Radio Maria al tempo dei segreti

Caro Padre Livio,

la situazione che evolve velocemente ormai da un anno con la guerra e il tracollo morale di ogni lembo di società, mi ha fatto molto riflettere soprattutto per quello che riguarda la persecuzione alla Chiesa, profetizzata a Fatima, e al ruolo di Radio Maria al tempo dei segreti.

Le due cose a me sembrano tutt’altro che scorrelate.

Al tempo dei segreti, secondo me, il punto cruciale non sarà tanto diffondere l’annuncio di ciascun segreto, perché questo, con tutti gli strumenti che ormai abbiamo, sarà immediato e capillare.

Tutt’altra faccenda sarà invece la narrazione dell’evento che sarà fornita dai media e quale connotazione gli sarà attribuita e poi diffusa in ogni continente.

Conoscendo bene l’estensione del plumbeo dominio strutturale e ideologico delle classi dominanti del “nuovo mondo senza Dio” sulla comunicazione, non sarei affatto sorpreso che la lettura di questi eventi possa essere data in modo distorto ad arte, tale da scatenare l’odio verso i cristiani.

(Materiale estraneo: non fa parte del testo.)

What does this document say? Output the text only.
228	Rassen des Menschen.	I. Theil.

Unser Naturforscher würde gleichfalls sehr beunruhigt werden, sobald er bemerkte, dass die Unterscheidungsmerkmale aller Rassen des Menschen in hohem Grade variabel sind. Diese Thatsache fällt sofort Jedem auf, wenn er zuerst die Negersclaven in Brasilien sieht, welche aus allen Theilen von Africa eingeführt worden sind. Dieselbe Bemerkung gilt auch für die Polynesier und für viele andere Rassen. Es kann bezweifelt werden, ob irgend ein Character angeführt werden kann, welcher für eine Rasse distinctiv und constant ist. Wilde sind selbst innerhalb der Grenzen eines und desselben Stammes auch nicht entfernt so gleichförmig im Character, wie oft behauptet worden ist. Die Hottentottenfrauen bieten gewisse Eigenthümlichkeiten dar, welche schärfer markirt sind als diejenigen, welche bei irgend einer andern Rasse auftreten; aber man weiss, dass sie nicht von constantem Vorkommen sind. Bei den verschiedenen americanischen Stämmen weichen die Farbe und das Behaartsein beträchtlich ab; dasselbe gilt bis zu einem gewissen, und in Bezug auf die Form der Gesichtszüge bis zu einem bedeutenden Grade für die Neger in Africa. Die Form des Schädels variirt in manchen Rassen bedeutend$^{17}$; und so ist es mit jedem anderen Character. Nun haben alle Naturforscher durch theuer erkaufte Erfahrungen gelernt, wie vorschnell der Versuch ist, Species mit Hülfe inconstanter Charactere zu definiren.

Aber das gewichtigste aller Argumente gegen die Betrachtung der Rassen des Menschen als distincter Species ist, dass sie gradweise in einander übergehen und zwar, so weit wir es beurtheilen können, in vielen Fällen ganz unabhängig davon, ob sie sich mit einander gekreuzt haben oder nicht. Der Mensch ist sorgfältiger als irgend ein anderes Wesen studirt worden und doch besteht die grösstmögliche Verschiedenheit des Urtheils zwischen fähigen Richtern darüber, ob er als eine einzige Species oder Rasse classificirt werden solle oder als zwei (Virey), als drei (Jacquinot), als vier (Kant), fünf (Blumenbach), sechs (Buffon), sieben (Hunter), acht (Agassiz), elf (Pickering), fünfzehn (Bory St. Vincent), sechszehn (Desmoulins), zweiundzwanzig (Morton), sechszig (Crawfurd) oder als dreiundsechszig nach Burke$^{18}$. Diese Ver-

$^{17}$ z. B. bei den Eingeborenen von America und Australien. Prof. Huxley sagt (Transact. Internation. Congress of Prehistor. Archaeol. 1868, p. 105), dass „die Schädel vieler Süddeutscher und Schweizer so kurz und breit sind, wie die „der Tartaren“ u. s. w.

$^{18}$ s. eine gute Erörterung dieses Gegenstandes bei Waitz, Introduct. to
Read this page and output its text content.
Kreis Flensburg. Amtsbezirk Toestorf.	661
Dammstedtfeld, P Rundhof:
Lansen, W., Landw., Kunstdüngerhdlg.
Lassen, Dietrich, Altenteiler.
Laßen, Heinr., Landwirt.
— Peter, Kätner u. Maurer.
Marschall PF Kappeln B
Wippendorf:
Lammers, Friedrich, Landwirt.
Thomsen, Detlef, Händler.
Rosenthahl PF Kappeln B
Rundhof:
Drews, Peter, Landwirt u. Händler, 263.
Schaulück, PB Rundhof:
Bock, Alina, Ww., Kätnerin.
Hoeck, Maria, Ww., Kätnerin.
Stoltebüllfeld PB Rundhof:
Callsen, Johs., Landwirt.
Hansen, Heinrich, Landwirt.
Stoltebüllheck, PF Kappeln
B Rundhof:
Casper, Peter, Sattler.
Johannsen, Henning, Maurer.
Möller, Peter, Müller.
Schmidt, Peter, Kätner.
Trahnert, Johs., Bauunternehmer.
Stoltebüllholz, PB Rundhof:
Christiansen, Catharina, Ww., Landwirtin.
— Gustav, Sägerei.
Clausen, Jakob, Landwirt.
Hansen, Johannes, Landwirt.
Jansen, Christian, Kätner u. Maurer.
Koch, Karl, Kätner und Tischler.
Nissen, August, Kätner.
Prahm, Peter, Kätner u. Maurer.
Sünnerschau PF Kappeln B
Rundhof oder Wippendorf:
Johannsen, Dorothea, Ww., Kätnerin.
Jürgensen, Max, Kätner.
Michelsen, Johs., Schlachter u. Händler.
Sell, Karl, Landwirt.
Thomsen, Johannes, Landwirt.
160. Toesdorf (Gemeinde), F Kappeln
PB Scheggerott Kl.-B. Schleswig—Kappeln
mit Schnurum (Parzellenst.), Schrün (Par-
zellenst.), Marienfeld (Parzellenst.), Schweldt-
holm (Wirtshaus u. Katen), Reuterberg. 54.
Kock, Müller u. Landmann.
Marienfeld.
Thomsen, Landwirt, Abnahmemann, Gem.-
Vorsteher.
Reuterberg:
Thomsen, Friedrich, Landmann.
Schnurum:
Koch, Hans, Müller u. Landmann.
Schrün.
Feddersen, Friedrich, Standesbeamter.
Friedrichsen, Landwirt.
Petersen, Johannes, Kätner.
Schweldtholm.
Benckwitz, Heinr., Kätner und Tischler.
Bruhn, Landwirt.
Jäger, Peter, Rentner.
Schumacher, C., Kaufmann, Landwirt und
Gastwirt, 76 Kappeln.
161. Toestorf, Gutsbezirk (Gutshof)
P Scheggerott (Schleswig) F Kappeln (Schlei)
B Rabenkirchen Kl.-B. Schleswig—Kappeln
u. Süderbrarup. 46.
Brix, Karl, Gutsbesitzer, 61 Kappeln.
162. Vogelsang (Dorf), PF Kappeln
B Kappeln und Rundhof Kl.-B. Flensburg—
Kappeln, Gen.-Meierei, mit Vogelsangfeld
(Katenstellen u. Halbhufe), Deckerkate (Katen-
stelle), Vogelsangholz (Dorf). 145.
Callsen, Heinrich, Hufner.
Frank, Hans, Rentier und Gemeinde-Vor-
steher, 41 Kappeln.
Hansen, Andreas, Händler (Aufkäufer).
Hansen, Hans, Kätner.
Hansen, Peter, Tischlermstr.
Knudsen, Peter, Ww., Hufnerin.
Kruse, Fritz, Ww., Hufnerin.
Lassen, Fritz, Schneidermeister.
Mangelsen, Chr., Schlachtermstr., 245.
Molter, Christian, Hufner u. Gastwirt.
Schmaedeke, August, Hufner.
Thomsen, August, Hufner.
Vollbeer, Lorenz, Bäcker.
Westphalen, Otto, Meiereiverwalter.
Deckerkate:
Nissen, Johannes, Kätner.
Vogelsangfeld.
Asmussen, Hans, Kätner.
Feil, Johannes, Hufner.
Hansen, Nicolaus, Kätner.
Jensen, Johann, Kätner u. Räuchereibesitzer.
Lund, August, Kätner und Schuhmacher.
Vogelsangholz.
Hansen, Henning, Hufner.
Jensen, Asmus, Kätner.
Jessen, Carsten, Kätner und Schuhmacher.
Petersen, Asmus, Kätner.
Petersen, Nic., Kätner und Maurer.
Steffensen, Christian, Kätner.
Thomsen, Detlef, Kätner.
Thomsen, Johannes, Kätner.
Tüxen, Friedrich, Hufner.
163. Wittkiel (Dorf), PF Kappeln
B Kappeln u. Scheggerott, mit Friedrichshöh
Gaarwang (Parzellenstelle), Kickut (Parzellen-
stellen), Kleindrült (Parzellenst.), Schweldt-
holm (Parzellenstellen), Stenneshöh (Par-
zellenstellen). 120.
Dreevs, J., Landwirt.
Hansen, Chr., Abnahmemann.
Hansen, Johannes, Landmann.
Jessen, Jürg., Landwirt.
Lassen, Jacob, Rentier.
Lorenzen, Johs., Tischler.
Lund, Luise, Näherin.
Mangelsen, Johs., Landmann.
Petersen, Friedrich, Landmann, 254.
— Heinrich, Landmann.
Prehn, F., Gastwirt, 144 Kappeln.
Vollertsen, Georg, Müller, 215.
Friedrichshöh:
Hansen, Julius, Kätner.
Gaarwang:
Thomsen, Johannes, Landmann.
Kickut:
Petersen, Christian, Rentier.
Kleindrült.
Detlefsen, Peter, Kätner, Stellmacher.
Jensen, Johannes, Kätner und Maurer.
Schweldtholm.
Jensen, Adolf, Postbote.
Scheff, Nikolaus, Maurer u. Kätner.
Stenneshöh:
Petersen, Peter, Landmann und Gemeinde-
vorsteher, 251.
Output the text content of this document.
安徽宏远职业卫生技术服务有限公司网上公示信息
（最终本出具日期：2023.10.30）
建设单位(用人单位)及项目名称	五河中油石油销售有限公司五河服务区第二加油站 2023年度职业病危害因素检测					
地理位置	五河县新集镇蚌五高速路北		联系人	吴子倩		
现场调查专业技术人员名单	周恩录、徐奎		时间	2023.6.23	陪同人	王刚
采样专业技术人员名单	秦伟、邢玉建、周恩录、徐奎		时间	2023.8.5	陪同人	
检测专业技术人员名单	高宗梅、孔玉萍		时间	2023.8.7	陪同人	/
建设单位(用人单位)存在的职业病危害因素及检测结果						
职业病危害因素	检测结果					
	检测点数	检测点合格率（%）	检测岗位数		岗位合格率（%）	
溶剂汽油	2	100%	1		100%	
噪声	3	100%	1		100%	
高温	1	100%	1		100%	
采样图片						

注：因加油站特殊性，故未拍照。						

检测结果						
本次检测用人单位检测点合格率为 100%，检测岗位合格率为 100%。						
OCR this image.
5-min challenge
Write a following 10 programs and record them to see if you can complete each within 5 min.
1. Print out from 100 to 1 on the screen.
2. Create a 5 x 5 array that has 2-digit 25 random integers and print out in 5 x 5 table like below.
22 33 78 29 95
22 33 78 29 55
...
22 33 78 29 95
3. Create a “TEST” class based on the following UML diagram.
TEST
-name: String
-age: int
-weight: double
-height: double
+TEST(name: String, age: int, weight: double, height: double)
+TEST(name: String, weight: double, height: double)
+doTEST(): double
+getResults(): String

Le immagini del segreto di Fatima e di altre rivelazioni, evocanti scene di morte e distruzione, non mi sembra non si sposino molto con la “sola” invasione barbarica, ma presuppongono una popolazione largamente a supporto della persecuzione.

Per questo le chiedo se ci sia la consapevolezza che Radio Maria, al tempo dei segreti, possa diventare di una importanza che forse oggi neanche riusciamo a immaginare.

Uno strumento che la Madonna userà per guidare i cristiani che avranno bisogno di essere sostenuti, anche con una informazione corretta.

Al tempo della massima impostura nessuno sarà certo di arrivare alla fine della battaglia dalla stessa parte dove l’ha iniziata, senza l’aiuto della Vergine Maria.

Grazie per tutto quello che fa per noi.